3. Cithak dipasangkan pada tengah dahi dan kedua alis

Bentuknya belah ketupat berukuran kecil, dipasangkan pada tengah dahi dan kedua alis mempelai perempuan, disebut dengan cithak. Letaknya harus lurus dan simetris karena menyimbolkan pagar dari sesuatu yang jahat.

4. Gelung bokor dan gajah ngoling

Gelung bokor semacam hiasan sanggul dengan buntalan rambut yang berukuran lebih kecil. Bentuknya bulat dan dipasangkan bersama rambut asli pengantin. Gelung ini terdiri dari rangkaian daun pandan yang dirajang halus kemudian dibentuk bulat kemudian ditutup dengan rangkaian bunga melati. Bagian bawah dijuntaikan rajangan daun pandang memanjang seperti ekor kuda, disebut gajah ngoling. Kedua ornamen hiasan kepala ini, menyimbolkan pengetahuan yang sudah dicapai dan disimpan selama hidup.

5. Centhung

Hiasan ini berujung melengkung dipasang di pangkal penunggul. Centhung merupakan simbol alam pikiran manusia yang ditujukan kepada Sang Maha Kuasa.

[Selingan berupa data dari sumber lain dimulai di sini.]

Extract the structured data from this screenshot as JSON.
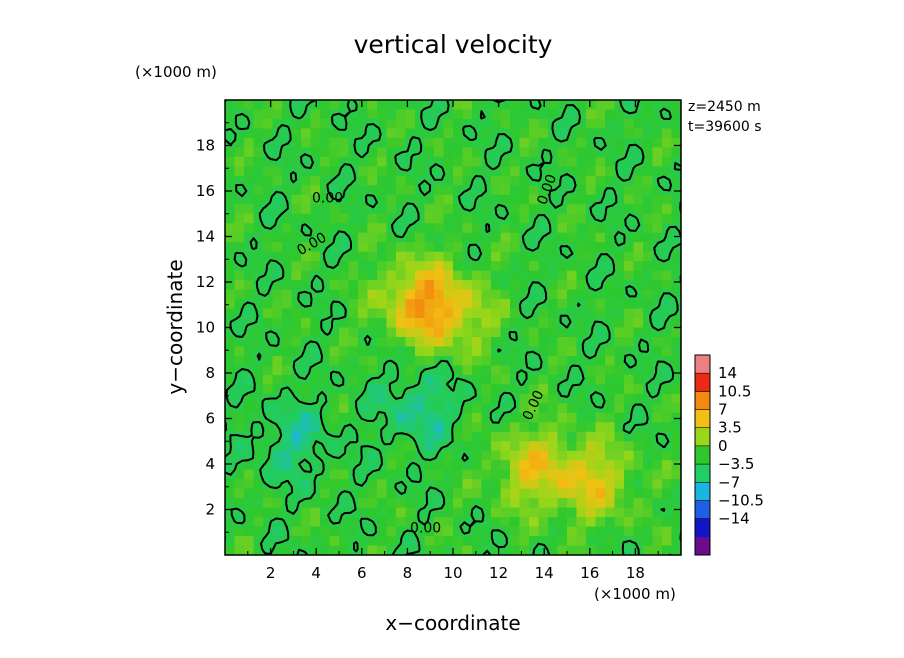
{
  "chart_data": {
    "type": "heatmap",
    "title": "vertical velocity",
    "xlabel": "x−coordinate",
    "ylabel": "y−coordinate",
    "x_unit": "(×1000 m)",
    "y_unit": "(×1000 m)",
    "xlim": [
      0,
      20
    ],
    "ylim": [
      0,
      20
    ],
    "x_ticks": [
      "2",
      "4",
      "6",
      "8",
      "10",
      "12",
      "14",
      "16",
      "18"
    ],
    "y_ticks": [
      "2",
      "4",
      "6",
      "8",
      "10",
      "12",
      "14",
      "16",
      "18"
    ],
    "annotations": [
      "z=2450  m",
      "t=39600  s"
    ],
    "contour_labels": [
      "0.00",
      "0.00",
      "0.00",
      "0.00",
      "0.00"
    ],
    "colorbar": {
      "ticks": [
        "14",
        "10.5",
        "7",
        "3.5",
        "0",
        "−3.5",
        "−7",
        "−10.5",
        "−14"
      ],
      "levels": [
        -14,
        -10.5,
        -7,
        -3.5,
        0,
        3.5,
        7,
        10.5,
        14
      ],
      "colors": [
        "#6a0d8c",
        "#1515c8",
        "#1f5fe6",
        "#19b6e0",
        "#22cc66",
        "#2ec82e",
        "#9ad61a",
        "#f2c013",
        "#f28a10",
        "#ea2a14",
        "#ec8080"
      ]
    },
    "features": [
      {
        "kind": "updraft",
        "center": [
          8.5,
          11.2
        ],
        "peak": 7.5
      },
      {
        "kind": "updraft",
        "center": [
          13.5,
          3.8
        ],
        "peak": 6
      },
      {
        "kind": "updraft",
        "center": [
          16.2,
          3.2
        ],
        "peak": 6
      },
      {
        "kind": "updraft",
        "center": [
          10,
          10.5
        ],
        "peak": 5
      },
      {
        "kind": "downdraft",
        "center": [
          8.5,
          6.5
        ],
        "peak": -4
      },
      {
        "kind": "downdraft",
        "center": [
          3,
          5
        ],
        "peak": -3.5
      }
    ]
  }
}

6. Sumping dan subang ronyok menghias telinga

Hiasan yang disebut sumping dipasangkan di atas telinga kanan dan kiri, terbuat dari daun pepaya muda. Maknanya, memperjelas pengengaran, melunakkan suara yang dipengaruhi emosi buruk, dan memetik hikmah dari hal-hal yang didengar. Sedangkan subang ronyok, ialah hiasan pada telinga terbuat dari sepuhan warna emas menggambarkan meningkatnya pengetahuan manusia dalam kehidupan dan keabadian.

7. Cundhuk mentul

Lima buah hiasan yang didesain mirip seperti tangkai bunga, disebut cunduk mentul. Dipasangkan bagian atas sanggul dan menyimbolkan penguasaan atas hawa nafsu sehingga menjadi perempuan utama.

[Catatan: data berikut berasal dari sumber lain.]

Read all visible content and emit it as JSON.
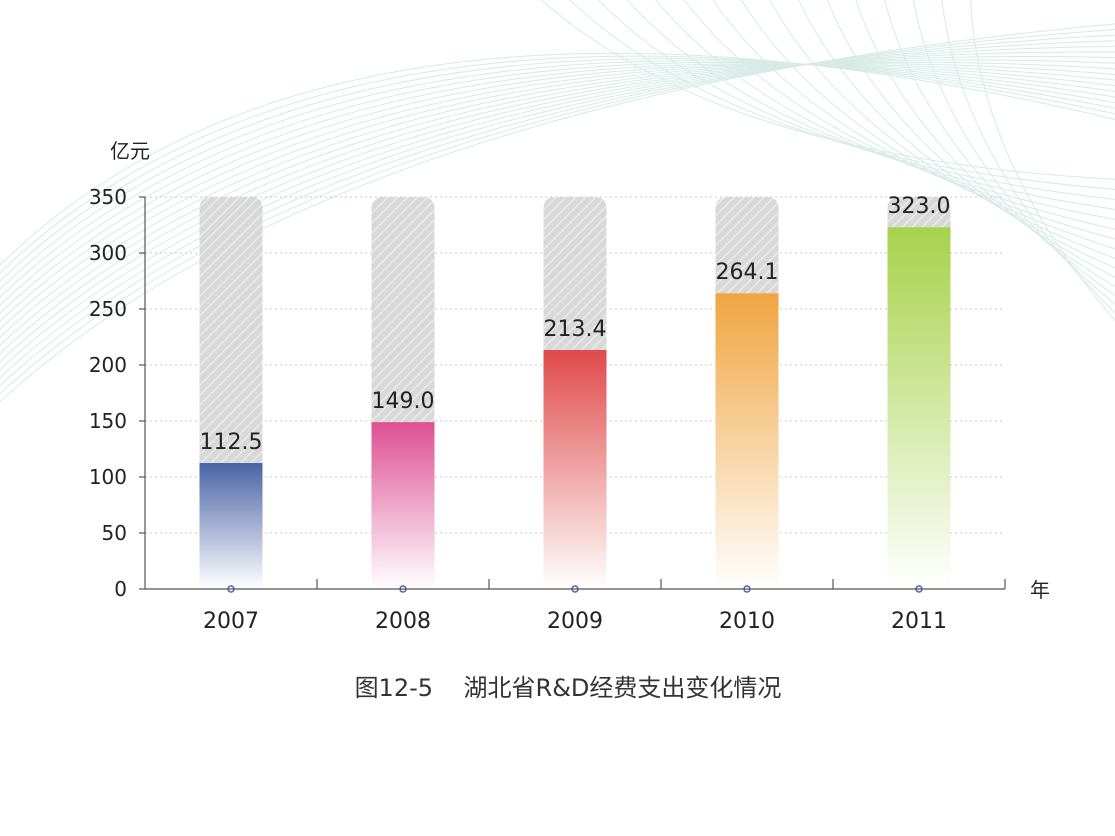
{
  "chart_data": {
    "type": "bar",
    "categories": [
      "2007",
      "2008",
      "2009",
      "2010",
      "2011"
    ],
    "values": [
      112.5,
      149.0,
      213.4,
      264.1,
      323.0
    ],
    "value_labels": [
      "112.5",
      "149.0",
      "213.4",
      "264.1",
      "323.0"
    ],
    "ylabel": "亿元",
    "xlabel": "年",
    "ylim": [
      0,
      350
    ],
    "yticks": [
      "0",
      "50",
      "100",
      "150",
      "200",
      "250",
      "300",
      "350"
    ],
    "grid": true,
    "bar_colors": [
      "#4a64a6",
      "#dd4f92",
      "#e04a4a",
      "#f0a540",
      "#a6d24a"
    ],
    "background_bar_color": "#cfcfcf"
  },
  "caption": "图12-5    湖北省R&D经费支出变化情况"
}
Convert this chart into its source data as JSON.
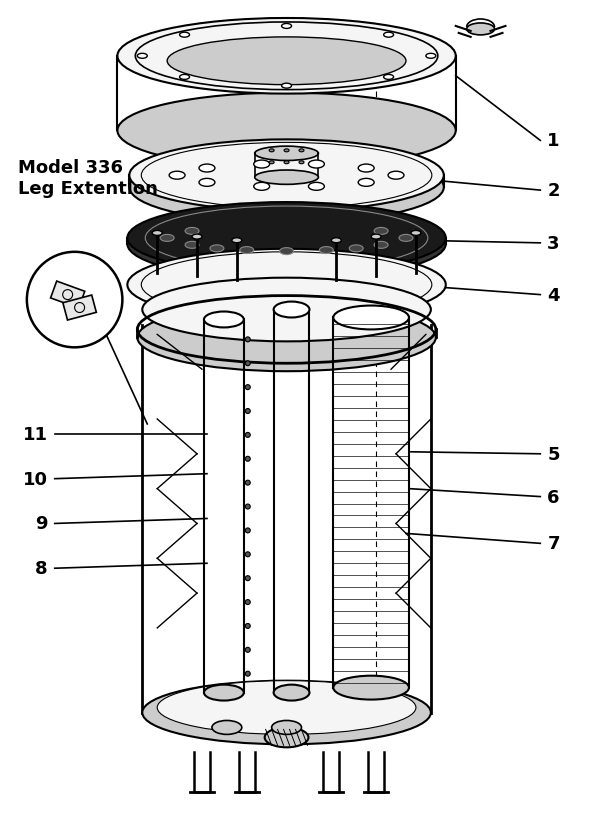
{
  "background_color": "#ffffff",
  "fig_width": 6.0,
  "fig_height": 8.29,
  "dpi": 100,
  "model_label": "Model 336\nLeg Extention",
  "line_color": "#000000",
  "text_color": "#000000",
  "label_font_size": 13,
  "model_font_size": 13
}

Melansir ulasan Sri Widayanti dalam Tinjauan Filsafat Seni Terhadap Tata Rias dan Busana Pengantin Paes Ageng Kanigaran Gaya Yogyakarta, Kamis, 8 Desember, rias wajah dan hiasan pada kepala memiliki unsur masing-masing. Semuanya memiliki makna yang mendalam. Seperti penitis yang menggambarkan harapan agar pengantin mencapai tujuan tepat, godheg untuk memaknai pengetahuan tentang asal-usul dan jalan kembali ke asal, prada tentang keagungan, dan kinjengan berkaitan dengan keuletan hidup.

Menurut Wigung Wratsangka, wedding organizer untuk pernikahan Kaesang Pangarep dan Erina Gudono, sang pengantin perempuan akan mengenakan Paes Ageng Kebesaran atau Keprabon. Paes ini, sejak Sultan Hamengku Buwono IX diperbolehkan dipakai oleh masyarakat luas sejak tahun 60-an.